The EU Commission on Thursday sharply cut its forecasts for economic growth in the eurozone this year and next because of an expected slowdown in the largest countries of the bloc caused by global trade tensions and growing public debt.
In its quarterly economic forecasts, the EU’s executive arm also revised down its estimates for inflation in the 19-country currency bloc next year, which now is expected to be lower than forecast by the European Central Bank (ECB) — likely complicating the bank’s plans for an interest rate hike this year.
The commission projected that eurozone growth would slow to 1.3 percent this year from 1.9 percent last year, and is expected to rebound next year to 1.6 percent.
Photo: EPA-EFE
The new estimates are less optimistic than the commission’s previous forecasts, released in November last year, when it expected the eurozone to grow 1.9 percent this year and 1.7 percent next year.
Growth in the 27-nation EU — without Britain, which is planning to leave next month — is expected to slow to 1.5 percent this year from 2.1 percent last year.

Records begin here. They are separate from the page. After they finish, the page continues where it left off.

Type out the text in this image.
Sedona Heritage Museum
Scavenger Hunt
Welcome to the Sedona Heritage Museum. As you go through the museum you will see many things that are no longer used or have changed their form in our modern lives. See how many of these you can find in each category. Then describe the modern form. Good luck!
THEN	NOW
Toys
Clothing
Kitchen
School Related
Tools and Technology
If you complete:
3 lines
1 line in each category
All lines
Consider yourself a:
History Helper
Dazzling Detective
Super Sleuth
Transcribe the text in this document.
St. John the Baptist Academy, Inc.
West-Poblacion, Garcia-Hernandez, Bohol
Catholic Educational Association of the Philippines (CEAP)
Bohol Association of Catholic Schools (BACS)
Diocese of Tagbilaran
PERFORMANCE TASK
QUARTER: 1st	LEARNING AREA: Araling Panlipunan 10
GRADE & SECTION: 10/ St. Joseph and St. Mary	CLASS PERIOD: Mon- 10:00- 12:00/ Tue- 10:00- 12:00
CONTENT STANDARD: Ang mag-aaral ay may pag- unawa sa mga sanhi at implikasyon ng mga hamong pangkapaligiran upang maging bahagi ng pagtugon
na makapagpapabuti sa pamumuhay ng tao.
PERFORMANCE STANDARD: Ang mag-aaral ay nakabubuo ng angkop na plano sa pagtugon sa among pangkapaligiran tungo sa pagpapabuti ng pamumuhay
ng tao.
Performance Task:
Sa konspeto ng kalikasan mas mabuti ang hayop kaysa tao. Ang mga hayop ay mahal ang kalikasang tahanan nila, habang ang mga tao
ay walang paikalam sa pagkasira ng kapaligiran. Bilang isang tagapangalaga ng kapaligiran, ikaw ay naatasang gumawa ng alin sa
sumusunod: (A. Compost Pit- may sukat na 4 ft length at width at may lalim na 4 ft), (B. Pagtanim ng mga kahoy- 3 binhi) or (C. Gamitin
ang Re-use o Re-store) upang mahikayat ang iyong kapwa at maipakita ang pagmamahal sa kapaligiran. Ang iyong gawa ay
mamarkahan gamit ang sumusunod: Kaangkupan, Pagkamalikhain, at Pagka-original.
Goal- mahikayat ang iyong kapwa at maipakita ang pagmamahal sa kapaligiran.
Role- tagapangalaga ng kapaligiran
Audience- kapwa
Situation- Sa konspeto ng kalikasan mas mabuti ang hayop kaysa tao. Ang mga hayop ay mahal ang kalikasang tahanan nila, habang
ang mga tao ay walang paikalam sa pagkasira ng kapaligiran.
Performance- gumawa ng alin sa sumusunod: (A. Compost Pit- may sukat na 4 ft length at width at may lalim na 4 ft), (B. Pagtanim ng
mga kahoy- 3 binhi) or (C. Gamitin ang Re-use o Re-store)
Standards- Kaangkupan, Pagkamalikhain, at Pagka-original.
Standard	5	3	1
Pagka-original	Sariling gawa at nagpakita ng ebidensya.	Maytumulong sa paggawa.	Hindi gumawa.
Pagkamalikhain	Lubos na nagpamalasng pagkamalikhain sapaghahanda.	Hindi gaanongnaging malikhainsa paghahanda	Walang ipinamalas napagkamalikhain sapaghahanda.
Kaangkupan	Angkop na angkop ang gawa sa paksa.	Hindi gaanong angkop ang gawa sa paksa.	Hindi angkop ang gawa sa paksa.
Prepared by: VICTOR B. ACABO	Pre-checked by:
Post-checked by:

Next year, the bloc is forecast to expand by 1.8 percent.
All EU member states are poised to continue growing, with the bloc expected to post its seventh consecutive year of expansion, but the larger member states would brake significantly, the commission said.
In Germany, the EU’s largest economy, growth is expected to slow to 1.1 percent this year from 1.5 percent last year. The commission had previously forecast 1.8 percent growth for this year.
France, Italy, Spain and the Netherlands are also forecast to reduce the pace of their expansion, with Italy expected to be the slowest economy in the whole bloc with a mere 0.2 percent growth this year.
The commission cited global trade tensions and China’s slowdown as the main drags for the EU’s economy. However, it also mentioned renewed concerns on debt sustainability, mostly in Italy, as a cause for the slowdown as Rome passed a free-spending budget forecast to have limited effects on growth.
The economic slowdown forecast by the commission is worse than that seen by the ECB in its latest projections released in December last year, when the bank expected the eurozone to grow by 1.7 percent this year.
The commission also expects eurozone inflation to be at 1.4 percent this year, below ECB estimates of 1.6 percent, and further away from the bank’s target of a rate close to 2 percent.